Già per due volte l’accordo tecnico sulla riforma elettorale sembrava vicino. E per due volte è saltato. È con la massima prudenza, quindi, che nei partiti si ragiona attorno all’ipotesi di compromesso che sembra prendere piede, che alla fine vedrebbe – tra le altre cose – l’attribuzione di un premio di governabilità attorno al 10 per cento alla lista più votata. Una soluzione che favorirebbe una sorta di vocazione maggioritaria “coatta”, con l’assorbimento all’interno delle liste maggiori dei partiti che rischiano di non superare la soglia di sbarramento. La scorsa settimana, Europa parlava in proposito di «aria di rientri nel Pd», a partire da quelle forze che parteciperanno alle primarie di coalizione.
Al Nazareno nessuno ha intenzione di riproporre un listone in stile Unione, valutando piuttosto di caso in caso le possibili alleanze ed eventuali candidature “ospiti”, da affiancare a quelle più propriamente di partito e a quel coinvolgimento di forze civiche, che rappresenta uno dei punti di forza della linea bersaniana. Per il momento, nessuna decisione può essere considerata definitiva, se non quelle dell’asse con Sel, del divorzio con Di Pietro e, in prospettiva, dell’accordo con i moderati raccolti attorno all’Udc. Una prima indicazione arriva però dal giro di incontri che il segretario del Pd ha promosso per confrontarsi sulla carta d’intenti: dopo Vendola, oggi sarà la volta del leader socialista Riccardo Nencini. Con il Psi il rapporto è molto buono da tempo e un’intesa sembra essere a portata di mano. Così come sembrano esserci poche alternative all’ingresso di candidati della rosa nelle liste dem, per evitare la tagliola dello sbarramento.
Una prospettiva ritenuta d’altronde inevitabile anche in casa socialista. In una condizione simile si trova l’Api, che può contare in aggiunta sulla candidatura alle primarie di Bruno Tabacci. Sul suo nome c’è un diffuso ottimismo tra i suoi sostenitori, che sperano in un buon risultato per non doversi limitare a contrattare qualche posto in lista, ma bensì portare a pieno titolo il loro contributo alla coalizione per «controbilanciare il peso della sinistra», pronti per questo anche a sciogliere il loro partito. Per una decisione definitiva, l’appuntamento è rinviato a metà settembre, quando si terrà la kermesse dell’Api a Maratea.

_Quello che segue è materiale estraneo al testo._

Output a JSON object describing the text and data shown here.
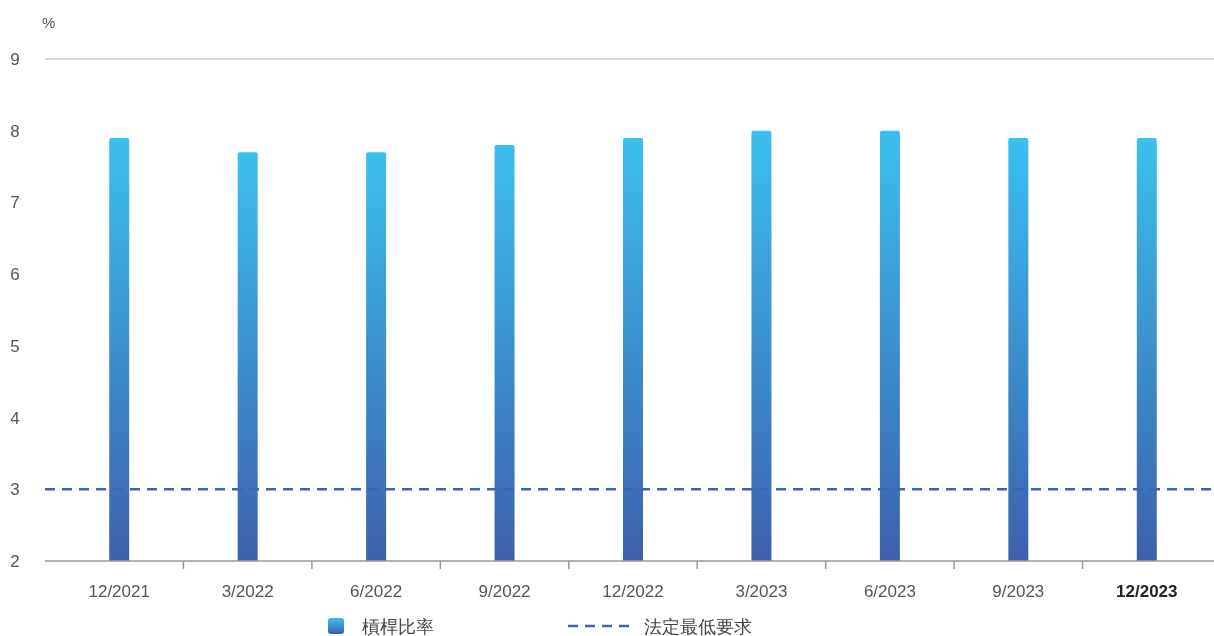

Ammesso che allora il quadro politico (a partire dalla riforma elettorale) sia già più chiaro. C’è, poi, chi non ha ancora ricevuto l’invito del Nazareno: i Verdi e i Radicali. Questi ultimi, soprattutto, premono su Bersani per riaprire un canale di dialogo, che al momento appare interrotto. «Noi, con le nostre tradizionali lotte su giustizia, libertà civili, questione democratica, abbiamo una credibilità di fronte all’elettorato – rivendica il segretario Mario Staderini – perché allora il Pd nel ricercare il confronto con i moderati esclude quello con i Radicali?».
A largo Argentina sono convinti che il problema non sia un veto nei loro confronti da parte di Casini. In effetti, è tra i dem stessi – soprattutto di sponda cattolico-democratica – che cresce il pressing nei confronti di Bersani per non ripetere l’esperienza del 2008. Se così sarà, Staderini non esclude che i Radicali potranno decidere di tirarsi fuori dalla sfida di primavera: «Già in passato abbiamo avuto molta fantasia per farci sentire comunque. Ma il tema è un altro: noi crediamo di poter dare il nostro contributo al prossimo governo. Il Pd vorrà dialogare con noi?».